Where you live probably has a lot to do with how much you walk.
Thursday’s Headlines Walk Hard
The future Republicans want. Photo: Äldre par på Kullagatan i Helsingborg
  • Moving to a more walkable city is good for your health. A recent study found that people who moved from a city where walking is hard to one built for walking added 1,100 steps, or about 11 minutes of walking, to their daily routine. The same benefit didn’t accrue to people who moved from one walkable city to another, because they were already getting their steps in. (Scientific American)
  • A proposal for a merger between two major freight rail companies, Norfolk-Southern and Union Pacific, could curtail intercity passenger rail service if approved. (Transportation for America)
  • Whether the Supreme Court backs the Trump administration on declaring that greenhouse gas emissions are no threat to humanity will determine if the court has any legitimacy left. (Public Notice)
  • Uber CEO Dara Khosrowshahi says robotaxis could replace human drivers within the next 10-15 years, which I think we also heard about 10-15 years ago. (MSN)

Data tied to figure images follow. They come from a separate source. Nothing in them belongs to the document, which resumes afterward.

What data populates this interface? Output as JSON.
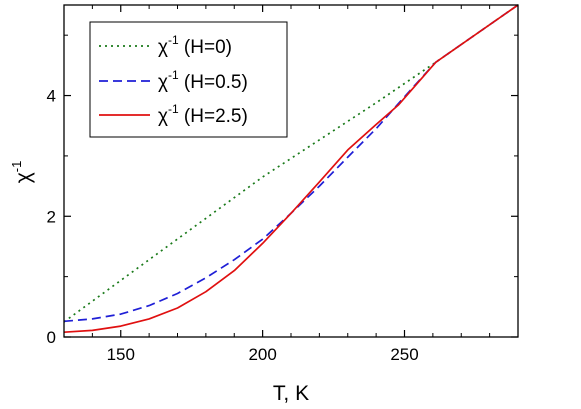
{
  "chart_data": {
    "type": "line",
    "xlabel": "T, K",
    "ylabel_base": "χ",
    "ylabel_exp": "-1",
    "xlim": [
      130,
      290
    ],
    "ylim": [
      0,
      5.5
    ],
    "xticks": [
      150,
      200,
      250
    ],
    "yticks": [
      0,
      2,
      4
    ],
    "legend_position": "top-left",
    "series": [
      {
        "name_base": "χ",
        "name_exp": "-1",
        "name_rest": "(H=0)",
        "color": "#1a7a1a",
        "dash": "dotted",
        "x": [
          130,
          160,
          200,
          240,
          261,
          290
        ],
        "y": [
          0.25,
          1.28,
          2.65,
          3.88,
          4.55,
          5.5
        ]
      },
      {
        "name_base": "χ",
        "name_exp": "-1",
        "name_rest": "(H=0.5)",
        "color": "#1f1fd6",
        "dash": "dashed",
        "x": [
          130,
          140,
          150,
          160,
          170,
          180,
          190,
          200,
          210,
          220,
          230,
          240,
          250,
          261,
          290
        ],
        "y": [
          0.26,
          0.3,
          0.38,
          0.52,
          0.72,
          0.98,
          1.28,
          1.62,
          2.05,
          2.5,
          2.98,
          3.45,
          3.98,
          4.55,
          5.5
        ]
      },
      {
        "name_base": "χ",
        "name_exp": "-1",
        "name_rest": "(H=2.5)",
        "color": "#e01010",
        "dash": "solid",
        "x": [
          130,
          140,
          150,
          160,
          170,
          180,
          190,
          200,
          210,
          220,
          230,
          240,
          248,
          261,
          290
        ],
        "y": [
          0.08,
          0.11,
          0.18,
          0.3,
          0.48,
          0.75,
          1.1,
          1.55,
          2.05,
          2.57,
          3.1,
          3.52,
          3.85,
          4.55,
          5.5
        ]
      }
    ]
  }
}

  • In a bit of good news, Ford — which not long ago nixed all of its sedans in favor of increasingly large and expensive trucks — now sees the future as small, affordable electric vehicles with lightweight batteries. (Bloomberg)
  • A mix of high speeds and bad design is why Texas leads the nation in highway deaths at almost 2,000 a year. (Jalopnik)
  • Disabled D.C. residents were stranded for weeks after city snowplows piled mountains of ice and snow onto sidewalks. (Washington Post)
  • In a small victory for Portland transit advocates, TriMet now plans to build semi-dedicated bus lanes on some of hotly contested 82nd Avenue. (BikePortland)
  • Utah nearly sparked a war with Idaho over a proposal to shift gas taxes away from Utah drivers and onto refineries that ship oil out of state. (KSL)
  • Denver’s next road diet, on Mississippi Avenue, is set to start after nearly four years of delays. (Denverite)
  • Helena wants to join other Montana cities in enacting a special tax district to support transit. (Free Press)
  • Bogotá offers an example for global cities looking to reduce traffic congestion and car dependency. (World Bank)
  • How Ottawa abolished parking mandates. (Parking Reform)
  • President Trump is pitching a fit over a new bridge between Detroit and Windsor, Canada. (Yes, it has a bike trail on it). (Streetsblog USA)
Photo of Blake Aued
Blake Aued has been doing Streetsblog's daily national news digest for years. He's also an Atlanta Braves fan, which enrages his editor in New York.